博士生讨论班2025[15]
时间:2025-05-26
阅读量:124次
- 演讲人: 李祎哲
- 时间:2025年5月27日14:00
- 地点:浙江大学紫金港校区行政楼1417报告厅
报告文章:Benchmarking Formal Mathematical Reasoning of Large Language Models
摘要:Formalized mathematical reasoning constitutes one of the fundamental challenges in the domain of artificial intelligence. We introduce FormalMATH: a comprehensive, large-scale benchmark specifically designed for formalized mathematical reasoning. This benchmark encompasses 5,560 mathematically rigorous propositions validated through the Lean4 compiler, spanning 12 distinct subfields such as algebra, number theory, calculus, and discrete mathematics. To overcome the limitations of conventional formalized data that predominantly depends on expert manual annotation, we have developed an innovative "three-stage filtering" framework.
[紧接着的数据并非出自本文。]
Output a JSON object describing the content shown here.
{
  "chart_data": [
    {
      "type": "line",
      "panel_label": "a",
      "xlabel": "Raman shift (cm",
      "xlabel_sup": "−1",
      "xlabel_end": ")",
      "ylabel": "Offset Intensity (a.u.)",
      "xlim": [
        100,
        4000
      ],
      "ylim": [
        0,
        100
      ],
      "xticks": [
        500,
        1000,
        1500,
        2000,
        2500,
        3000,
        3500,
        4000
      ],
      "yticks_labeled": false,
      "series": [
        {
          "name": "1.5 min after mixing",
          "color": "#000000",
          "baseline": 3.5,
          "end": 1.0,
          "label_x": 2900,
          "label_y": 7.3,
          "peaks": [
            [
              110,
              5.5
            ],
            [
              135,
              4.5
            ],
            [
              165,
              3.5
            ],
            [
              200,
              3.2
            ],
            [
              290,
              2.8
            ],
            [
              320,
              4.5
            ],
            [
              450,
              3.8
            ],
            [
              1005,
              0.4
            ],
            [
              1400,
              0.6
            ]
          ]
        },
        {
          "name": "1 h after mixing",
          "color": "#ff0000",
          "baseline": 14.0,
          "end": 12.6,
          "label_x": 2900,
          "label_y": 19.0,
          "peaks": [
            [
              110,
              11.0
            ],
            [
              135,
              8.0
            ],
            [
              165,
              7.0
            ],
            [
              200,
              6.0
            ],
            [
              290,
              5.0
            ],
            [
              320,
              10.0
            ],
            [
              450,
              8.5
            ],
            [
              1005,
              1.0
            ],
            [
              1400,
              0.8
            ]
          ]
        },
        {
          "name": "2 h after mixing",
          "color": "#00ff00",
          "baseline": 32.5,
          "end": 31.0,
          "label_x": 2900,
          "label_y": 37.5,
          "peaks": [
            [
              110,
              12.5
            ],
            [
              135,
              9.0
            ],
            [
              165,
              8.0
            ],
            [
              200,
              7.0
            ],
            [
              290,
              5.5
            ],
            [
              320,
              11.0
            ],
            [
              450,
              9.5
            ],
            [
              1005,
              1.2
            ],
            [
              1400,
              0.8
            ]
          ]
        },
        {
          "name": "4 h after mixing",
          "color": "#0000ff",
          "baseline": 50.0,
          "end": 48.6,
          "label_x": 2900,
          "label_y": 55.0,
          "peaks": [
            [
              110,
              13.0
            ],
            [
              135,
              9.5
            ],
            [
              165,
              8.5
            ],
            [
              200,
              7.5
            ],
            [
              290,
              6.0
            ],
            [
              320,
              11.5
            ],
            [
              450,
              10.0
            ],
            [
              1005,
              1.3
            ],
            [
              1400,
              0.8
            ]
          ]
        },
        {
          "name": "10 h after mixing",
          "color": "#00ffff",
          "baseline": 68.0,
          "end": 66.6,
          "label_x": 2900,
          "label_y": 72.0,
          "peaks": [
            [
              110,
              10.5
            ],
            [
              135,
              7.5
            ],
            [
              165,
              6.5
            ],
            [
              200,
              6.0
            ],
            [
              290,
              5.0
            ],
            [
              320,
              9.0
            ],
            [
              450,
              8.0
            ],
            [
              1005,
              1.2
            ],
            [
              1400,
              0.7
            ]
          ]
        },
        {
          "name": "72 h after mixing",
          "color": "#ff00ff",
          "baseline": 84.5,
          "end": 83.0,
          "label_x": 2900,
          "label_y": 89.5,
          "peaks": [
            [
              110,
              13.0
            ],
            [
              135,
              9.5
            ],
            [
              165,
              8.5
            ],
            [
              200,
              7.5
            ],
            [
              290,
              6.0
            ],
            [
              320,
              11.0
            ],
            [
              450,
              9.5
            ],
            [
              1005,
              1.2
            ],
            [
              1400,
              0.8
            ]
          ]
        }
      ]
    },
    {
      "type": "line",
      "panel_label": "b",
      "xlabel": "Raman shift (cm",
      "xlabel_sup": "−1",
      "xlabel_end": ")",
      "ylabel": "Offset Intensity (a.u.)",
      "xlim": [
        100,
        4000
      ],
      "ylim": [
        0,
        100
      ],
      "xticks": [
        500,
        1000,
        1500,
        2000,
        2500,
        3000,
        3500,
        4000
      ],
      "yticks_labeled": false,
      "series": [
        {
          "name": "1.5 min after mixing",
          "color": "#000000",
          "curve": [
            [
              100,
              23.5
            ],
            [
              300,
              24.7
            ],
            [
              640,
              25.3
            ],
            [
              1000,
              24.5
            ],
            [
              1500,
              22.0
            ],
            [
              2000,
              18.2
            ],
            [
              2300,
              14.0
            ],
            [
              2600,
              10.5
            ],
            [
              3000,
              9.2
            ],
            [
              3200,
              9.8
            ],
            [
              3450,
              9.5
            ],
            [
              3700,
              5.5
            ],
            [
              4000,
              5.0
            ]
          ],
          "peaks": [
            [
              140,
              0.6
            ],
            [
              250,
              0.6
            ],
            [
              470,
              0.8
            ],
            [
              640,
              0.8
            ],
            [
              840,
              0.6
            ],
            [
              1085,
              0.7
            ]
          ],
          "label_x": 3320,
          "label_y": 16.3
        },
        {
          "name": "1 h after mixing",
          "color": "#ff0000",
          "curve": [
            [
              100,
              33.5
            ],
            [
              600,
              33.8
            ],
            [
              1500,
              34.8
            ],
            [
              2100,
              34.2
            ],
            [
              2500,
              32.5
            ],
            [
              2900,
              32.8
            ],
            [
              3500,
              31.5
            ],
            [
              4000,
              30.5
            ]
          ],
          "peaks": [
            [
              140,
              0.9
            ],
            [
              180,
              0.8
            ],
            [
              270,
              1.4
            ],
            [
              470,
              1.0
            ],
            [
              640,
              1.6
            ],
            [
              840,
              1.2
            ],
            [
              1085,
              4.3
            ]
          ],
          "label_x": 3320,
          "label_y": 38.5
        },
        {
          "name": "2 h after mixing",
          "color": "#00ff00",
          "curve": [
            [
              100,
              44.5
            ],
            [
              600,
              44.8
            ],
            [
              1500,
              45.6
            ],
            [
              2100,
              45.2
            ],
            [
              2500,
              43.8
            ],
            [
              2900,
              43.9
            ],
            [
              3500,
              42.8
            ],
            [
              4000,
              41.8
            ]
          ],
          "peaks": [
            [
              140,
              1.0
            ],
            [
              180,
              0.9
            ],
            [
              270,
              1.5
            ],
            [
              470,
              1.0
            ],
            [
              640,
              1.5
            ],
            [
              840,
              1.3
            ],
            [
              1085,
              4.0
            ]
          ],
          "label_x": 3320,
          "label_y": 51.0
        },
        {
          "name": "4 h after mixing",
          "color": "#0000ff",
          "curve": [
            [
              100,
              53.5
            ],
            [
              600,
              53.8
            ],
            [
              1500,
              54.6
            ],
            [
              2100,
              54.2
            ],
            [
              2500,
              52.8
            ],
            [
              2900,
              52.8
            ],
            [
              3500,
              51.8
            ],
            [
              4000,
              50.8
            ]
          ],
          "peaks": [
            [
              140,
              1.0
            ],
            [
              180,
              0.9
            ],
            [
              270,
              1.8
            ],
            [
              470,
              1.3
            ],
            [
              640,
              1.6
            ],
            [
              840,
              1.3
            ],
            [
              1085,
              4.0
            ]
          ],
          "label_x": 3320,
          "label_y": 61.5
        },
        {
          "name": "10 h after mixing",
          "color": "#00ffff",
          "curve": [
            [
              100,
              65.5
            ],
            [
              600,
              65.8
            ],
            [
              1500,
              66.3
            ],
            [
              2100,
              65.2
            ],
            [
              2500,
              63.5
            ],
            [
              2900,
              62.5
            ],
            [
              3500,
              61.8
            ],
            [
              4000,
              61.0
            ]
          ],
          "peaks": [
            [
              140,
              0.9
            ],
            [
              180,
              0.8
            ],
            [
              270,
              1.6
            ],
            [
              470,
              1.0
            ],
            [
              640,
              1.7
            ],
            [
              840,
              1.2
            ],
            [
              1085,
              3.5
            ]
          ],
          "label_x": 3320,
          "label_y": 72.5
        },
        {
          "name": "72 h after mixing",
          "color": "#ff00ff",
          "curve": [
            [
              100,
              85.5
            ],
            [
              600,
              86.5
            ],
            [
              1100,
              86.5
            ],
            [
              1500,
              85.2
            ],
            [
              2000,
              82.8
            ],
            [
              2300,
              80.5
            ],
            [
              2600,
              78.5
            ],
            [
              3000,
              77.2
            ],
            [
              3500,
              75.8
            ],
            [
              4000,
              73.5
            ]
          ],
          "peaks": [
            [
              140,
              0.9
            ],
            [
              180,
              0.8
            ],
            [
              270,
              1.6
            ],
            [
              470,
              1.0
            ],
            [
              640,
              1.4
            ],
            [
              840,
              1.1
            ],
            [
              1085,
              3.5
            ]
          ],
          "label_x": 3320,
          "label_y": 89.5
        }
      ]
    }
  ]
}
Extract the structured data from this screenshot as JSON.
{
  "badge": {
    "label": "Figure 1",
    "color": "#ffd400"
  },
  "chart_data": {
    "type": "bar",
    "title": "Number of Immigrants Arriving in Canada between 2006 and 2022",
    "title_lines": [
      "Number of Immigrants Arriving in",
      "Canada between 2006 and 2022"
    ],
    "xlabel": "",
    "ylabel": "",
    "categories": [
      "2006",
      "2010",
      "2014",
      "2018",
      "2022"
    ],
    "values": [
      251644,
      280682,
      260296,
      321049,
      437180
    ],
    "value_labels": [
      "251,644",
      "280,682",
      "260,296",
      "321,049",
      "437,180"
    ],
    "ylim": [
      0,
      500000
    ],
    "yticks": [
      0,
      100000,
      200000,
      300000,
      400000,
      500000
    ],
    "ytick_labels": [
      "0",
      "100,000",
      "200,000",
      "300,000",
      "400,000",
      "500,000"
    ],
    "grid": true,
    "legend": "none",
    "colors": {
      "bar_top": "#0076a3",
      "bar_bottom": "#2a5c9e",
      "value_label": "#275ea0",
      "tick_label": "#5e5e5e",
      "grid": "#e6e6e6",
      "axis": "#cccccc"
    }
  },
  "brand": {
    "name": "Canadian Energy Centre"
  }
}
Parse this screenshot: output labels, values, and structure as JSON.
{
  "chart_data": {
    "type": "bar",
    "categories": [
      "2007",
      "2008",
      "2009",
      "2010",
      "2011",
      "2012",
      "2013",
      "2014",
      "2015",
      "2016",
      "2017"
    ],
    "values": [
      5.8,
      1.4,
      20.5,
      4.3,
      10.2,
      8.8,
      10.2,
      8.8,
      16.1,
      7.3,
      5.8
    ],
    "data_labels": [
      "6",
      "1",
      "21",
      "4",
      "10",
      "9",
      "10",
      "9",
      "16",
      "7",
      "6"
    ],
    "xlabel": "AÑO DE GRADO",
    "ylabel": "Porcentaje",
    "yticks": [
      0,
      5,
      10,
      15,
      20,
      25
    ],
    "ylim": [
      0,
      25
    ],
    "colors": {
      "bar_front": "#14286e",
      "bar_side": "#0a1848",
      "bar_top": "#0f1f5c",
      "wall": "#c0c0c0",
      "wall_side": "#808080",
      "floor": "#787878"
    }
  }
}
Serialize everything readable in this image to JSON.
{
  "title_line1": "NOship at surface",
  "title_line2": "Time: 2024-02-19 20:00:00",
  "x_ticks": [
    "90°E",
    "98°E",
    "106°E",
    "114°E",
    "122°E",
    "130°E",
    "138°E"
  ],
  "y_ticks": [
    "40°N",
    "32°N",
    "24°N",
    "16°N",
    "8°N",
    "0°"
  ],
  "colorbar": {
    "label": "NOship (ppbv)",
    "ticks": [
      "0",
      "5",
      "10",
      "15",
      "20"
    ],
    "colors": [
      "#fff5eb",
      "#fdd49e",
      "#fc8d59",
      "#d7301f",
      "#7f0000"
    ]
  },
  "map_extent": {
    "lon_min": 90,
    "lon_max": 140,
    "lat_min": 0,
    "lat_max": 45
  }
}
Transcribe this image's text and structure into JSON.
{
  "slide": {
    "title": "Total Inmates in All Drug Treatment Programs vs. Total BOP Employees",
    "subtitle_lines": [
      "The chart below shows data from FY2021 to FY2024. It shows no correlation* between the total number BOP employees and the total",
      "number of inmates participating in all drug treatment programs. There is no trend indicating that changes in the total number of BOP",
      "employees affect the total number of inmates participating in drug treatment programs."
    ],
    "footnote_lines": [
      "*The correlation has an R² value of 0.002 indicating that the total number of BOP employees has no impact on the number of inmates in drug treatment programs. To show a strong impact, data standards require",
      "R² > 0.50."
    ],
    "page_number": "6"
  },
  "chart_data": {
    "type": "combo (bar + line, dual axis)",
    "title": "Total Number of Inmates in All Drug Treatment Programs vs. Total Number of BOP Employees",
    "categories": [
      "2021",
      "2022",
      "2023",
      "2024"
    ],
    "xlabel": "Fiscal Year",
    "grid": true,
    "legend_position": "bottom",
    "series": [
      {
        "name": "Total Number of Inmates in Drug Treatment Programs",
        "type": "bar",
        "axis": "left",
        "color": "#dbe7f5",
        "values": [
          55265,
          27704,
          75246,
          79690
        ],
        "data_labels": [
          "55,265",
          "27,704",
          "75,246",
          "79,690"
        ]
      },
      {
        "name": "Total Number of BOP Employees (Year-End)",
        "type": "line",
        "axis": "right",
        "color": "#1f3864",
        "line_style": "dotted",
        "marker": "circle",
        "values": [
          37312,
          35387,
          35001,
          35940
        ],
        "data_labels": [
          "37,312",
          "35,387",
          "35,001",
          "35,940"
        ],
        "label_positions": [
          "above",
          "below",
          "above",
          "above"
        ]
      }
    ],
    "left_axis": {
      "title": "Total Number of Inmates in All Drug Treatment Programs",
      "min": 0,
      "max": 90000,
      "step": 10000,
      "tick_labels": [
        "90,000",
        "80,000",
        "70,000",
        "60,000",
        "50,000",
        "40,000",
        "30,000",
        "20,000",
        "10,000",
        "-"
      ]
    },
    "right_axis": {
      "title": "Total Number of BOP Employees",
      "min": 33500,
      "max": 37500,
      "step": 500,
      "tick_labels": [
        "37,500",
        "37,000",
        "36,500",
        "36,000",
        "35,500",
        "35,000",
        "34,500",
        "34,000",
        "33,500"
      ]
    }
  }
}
Evaluation results on the complete FormalMATH dataset reveal that the performance of mainstream Large Language Model (LLM) provers significantly underperforms expectations, exhibiting notable domain bias and a tendency to inappropriately employ automated strategies by attempting to substitute multi-step reasoning processes with single-step solutions. A particularly noteworthy observation has emerged: within the chain-of-thought (CoT) paradigm, the provision of natural language problem-solving approaches paradoxically diminishes the success rate of proof completion.